Annuncia miró a Enediel. Y supo.

Sabía lo que debía hacer, solo necesitaba el coraje suficiente para culminarlo.

—El libro... el pacto... la sangre —susurró. Sus ojos se llenaron de lágrimas, pero no de tristeza. De decisión. De entrega.

—No —dijo Enediel, apenas audible.

—Sí —respondió ella—. No podemos continuar así. Si no cierro esto, otra vez alguien lo abrirá. Si no pago lo debido, alguien más pagará por mí.

Ella se puso de pie. El viento ya no la empujaba. La lluvia, antes enemiga, la acariciaba. Dio un paso al frente y alzó sus manos. Desprenderse de los sentimientos humanos era lo que debió hacer hace muchas lunas.

—Por favor, no me dejes Sorcha —el susurró casi imperceptible de Ailsa, la detuvo unos segundos.

La miró, no importando lo que fueron en el pasado, ahora eran hermanas.
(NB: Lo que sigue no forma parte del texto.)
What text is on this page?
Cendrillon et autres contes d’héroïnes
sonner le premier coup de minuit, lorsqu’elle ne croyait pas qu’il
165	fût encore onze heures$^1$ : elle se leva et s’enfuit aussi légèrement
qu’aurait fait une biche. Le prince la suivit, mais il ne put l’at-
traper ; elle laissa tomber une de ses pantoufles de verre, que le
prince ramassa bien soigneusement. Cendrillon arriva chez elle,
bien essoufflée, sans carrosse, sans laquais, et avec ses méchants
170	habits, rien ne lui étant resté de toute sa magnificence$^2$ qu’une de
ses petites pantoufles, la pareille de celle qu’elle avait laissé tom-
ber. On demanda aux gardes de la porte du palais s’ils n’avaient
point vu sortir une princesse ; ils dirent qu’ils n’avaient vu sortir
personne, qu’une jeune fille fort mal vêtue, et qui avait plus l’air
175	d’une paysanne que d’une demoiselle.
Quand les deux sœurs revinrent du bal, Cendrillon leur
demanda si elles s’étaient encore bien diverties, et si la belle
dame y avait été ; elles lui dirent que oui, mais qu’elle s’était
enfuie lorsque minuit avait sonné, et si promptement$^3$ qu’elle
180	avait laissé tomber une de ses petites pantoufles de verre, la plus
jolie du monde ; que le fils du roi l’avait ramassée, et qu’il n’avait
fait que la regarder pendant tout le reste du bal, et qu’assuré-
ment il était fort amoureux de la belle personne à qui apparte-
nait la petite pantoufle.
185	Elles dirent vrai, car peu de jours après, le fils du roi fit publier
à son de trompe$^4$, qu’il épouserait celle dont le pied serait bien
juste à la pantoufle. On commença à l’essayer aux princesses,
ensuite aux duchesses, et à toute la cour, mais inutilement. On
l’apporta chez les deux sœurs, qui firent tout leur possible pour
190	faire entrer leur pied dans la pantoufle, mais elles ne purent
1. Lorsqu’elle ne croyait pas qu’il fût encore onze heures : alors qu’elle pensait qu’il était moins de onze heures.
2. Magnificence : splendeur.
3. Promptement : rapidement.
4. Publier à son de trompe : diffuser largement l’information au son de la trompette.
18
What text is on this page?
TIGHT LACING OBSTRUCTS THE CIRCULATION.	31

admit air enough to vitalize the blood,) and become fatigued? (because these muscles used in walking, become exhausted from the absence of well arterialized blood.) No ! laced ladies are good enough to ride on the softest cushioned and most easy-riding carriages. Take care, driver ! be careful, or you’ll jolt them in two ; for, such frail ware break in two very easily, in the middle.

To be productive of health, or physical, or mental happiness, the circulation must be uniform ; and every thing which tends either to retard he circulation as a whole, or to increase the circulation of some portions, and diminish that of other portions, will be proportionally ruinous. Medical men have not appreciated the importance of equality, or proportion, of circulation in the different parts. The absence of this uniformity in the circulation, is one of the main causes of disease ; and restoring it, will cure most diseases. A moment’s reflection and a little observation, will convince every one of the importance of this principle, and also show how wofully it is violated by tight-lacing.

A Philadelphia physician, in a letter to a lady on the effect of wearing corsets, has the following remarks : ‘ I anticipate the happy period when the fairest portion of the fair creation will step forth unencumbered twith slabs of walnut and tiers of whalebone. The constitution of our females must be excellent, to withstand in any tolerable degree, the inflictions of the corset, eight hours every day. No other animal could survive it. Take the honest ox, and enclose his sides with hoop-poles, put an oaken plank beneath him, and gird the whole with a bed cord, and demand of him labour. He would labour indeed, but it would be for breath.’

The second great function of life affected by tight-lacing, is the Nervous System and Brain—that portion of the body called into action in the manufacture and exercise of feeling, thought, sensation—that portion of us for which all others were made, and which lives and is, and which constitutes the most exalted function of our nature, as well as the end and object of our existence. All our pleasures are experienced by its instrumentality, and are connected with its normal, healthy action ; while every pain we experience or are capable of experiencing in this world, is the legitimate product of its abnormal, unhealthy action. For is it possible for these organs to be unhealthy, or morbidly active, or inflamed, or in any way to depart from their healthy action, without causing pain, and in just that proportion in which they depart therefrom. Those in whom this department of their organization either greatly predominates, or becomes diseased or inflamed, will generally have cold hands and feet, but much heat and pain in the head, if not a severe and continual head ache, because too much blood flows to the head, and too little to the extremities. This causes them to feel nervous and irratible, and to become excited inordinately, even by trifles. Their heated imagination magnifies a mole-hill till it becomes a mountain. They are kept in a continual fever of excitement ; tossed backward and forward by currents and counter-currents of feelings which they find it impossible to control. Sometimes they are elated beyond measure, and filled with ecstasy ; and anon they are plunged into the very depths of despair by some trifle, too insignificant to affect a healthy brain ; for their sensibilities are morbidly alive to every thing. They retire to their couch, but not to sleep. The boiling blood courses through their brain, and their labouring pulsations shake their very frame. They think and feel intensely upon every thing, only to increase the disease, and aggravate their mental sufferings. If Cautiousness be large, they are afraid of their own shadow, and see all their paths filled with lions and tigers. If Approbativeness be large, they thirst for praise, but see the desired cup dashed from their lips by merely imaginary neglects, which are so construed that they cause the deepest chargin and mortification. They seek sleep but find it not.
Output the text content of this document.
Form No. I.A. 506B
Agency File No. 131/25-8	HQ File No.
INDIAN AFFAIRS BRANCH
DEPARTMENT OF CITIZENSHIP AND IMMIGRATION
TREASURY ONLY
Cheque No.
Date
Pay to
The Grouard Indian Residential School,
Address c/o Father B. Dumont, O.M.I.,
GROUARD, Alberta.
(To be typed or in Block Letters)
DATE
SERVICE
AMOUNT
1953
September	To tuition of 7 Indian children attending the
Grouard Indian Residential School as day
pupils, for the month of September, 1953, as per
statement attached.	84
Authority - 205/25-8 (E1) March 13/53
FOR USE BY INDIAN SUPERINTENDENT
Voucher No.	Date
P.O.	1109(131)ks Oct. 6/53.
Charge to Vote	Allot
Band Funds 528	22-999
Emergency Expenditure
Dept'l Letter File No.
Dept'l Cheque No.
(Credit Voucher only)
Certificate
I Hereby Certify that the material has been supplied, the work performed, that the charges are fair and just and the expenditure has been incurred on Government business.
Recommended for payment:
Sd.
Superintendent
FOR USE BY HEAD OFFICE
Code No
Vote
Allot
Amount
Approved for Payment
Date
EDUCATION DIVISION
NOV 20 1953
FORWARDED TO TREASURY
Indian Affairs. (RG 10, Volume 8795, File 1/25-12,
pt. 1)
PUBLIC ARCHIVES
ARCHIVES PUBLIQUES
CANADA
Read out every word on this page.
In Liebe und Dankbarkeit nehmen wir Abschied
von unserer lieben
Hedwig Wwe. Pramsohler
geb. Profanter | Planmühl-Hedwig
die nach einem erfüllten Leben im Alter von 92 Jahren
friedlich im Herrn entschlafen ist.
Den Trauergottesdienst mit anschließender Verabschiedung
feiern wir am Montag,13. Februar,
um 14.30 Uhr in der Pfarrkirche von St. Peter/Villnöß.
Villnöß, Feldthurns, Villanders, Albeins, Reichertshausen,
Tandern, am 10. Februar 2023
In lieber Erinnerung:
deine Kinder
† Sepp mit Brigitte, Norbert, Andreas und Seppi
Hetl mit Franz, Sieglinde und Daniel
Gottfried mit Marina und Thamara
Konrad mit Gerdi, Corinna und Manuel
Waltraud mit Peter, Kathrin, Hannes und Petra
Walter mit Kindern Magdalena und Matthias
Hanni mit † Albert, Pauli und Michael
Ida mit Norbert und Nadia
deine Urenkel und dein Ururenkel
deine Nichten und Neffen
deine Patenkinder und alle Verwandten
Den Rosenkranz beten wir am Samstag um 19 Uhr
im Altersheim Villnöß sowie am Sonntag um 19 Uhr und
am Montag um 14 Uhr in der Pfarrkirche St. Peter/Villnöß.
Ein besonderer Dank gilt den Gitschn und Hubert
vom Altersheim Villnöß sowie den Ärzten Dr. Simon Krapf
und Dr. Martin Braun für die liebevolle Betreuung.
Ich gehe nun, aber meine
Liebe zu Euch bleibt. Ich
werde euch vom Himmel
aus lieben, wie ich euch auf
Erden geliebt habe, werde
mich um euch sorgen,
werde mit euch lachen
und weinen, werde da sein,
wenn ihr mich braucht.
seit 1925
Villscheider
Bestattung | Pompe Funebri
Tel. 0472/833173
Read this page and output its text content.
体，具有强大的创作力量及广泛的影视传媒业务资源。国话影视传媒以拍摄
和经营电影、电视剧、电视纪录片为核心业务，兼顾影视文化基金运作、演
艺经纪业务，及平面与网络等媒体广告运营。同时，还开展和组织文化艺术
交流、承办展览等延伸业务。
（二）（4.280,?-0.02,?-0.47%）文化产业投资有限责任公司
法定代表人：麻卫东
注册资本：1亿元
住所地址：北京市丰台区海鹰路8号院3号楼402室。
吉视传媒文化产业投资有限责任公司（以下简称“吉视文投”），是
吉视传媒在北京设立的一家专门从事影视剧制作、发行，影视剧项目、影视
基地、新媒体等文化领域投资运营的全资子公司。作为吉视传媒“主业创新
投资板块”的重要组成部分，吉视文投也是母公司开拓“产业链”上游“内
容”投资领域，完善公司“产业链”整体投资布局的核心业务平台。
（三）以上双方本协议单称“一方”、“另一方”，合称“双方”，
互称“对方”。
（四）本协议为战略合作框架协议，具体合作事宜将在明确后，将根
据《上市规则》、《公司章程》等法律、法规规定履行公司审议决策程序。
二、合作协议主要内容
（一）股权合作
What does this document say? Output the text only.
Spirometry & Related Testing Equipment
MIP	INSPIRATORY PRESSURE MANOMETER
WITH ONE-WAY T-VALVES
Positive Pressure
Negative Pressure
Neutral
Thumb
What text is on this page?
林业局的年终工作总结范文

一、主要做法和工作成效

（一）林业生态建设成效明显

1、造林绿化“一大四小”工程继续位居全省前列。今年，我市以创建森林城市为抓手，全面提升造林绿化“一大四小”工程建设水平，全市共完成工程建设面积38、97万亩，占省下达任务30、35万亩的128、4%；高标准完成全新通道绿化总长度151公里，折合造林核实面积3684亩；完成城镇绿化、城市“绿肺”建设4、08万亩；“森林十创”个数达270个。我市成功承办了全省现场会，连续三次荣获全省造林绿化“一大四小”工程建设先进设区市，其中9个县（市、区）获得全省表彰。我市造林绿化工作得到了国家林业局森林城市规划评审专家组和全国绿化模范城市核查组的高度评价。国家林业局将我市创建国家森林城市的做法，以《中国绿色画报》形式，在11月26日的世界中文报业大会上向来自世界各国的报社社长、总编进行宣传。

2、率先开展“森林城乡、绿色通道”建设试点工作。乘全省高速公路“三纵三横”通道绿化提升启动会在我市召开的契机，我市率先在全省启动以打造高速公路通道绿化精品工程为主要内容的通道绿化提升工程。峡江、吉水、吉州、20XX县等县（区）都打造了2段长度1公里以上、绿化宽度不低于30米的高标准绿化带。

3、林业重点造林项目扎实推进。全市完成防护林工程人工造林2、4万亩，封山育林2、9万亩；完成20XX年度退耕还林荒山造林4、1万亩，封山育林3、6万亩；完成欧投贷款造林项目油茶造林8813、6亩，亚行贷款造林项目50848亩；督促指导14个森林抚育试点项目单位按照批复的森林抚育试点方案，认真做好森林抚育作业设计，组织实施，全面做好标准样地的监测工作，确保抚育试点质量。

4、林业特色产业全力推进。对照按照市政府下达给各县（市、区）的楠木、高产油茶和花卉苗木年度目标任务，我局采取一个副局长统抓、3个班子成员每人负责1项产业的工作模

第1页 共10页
Con su mirada de dolor Ailsa le dijo todo lo que no pudo y Annuncia lo acepto.

—Dios, si aún escuchas las voces de los caídos, escucha ahora la mía —dijo Annuncia—. Entrego mi sangre para sellar la maldición. Para restaurar el equilibrio. Pero sobre todo...

Volteó hacia Enediel, titubeante.

—...te juro que jamás volveré a amar —lo correcto, lo inhumano no pertenecía a los demonios de las mansiones.

Su deber siempre fue estar al servicio de los humanos y de su creador.

Enediel dio un paso adelante, tembloroso sin ánimos de que su historia tuviera ese final.

—No puedes hacer esto sola —planteó. Aunque en el fondo, no quería más que estar con ella, aun si eso significaba renunciar al poco poder que tenía.

Enediel se cortó la palma con un cristal de hielo roto que flotaba en el aire. Su sangre, negra como el cielo sin luna, goteó sobre la piedra mojada.

—Si esta es la única forma de redimir lo que fuimos, entonces yo también pago. Yo también juro.

—¿Qué juras, Enediel? —preguntó Annuncia, sabiendo la respuesta.

Él la miró, su rostro mitad hombre, mitad luna. Tanto su parte demonio como la humana, se estremeció por esa chispa que ansiaba resurgir de entre sus almas.

Ella no olvidaría, nunca más lo olvidaría.

—Que no volveré a amarte. Que aceptaré la eternidad sin ti —él cumpliría la voluntad de Annuncia.

—Yo… volveré a ser el portal entre lo celestial y lo terrenal. Tómanos como seres redimidos, aceptaremos tu voluntad.

Ambos sellaron sus palabras en sangre. Una roja como el carmesí y la otra negra como la oscuridad viajaron hasta que se entremezclaron. El suelo tembló, el cielo se oscureció aún más, y una luz blanca, casi invisible, se elevó entre ellos. Como una bendición triste. Como una absolución. Aceptando su sacrificio. Signos y lenguas muertas emergieron de sus entrañas. Sus cuerpos como los conocieron en esta vida se desvanecían tortuosamente.

Cerraron los ojos, ambos sabían que habían elegido bien. Aunque jamás serían libres.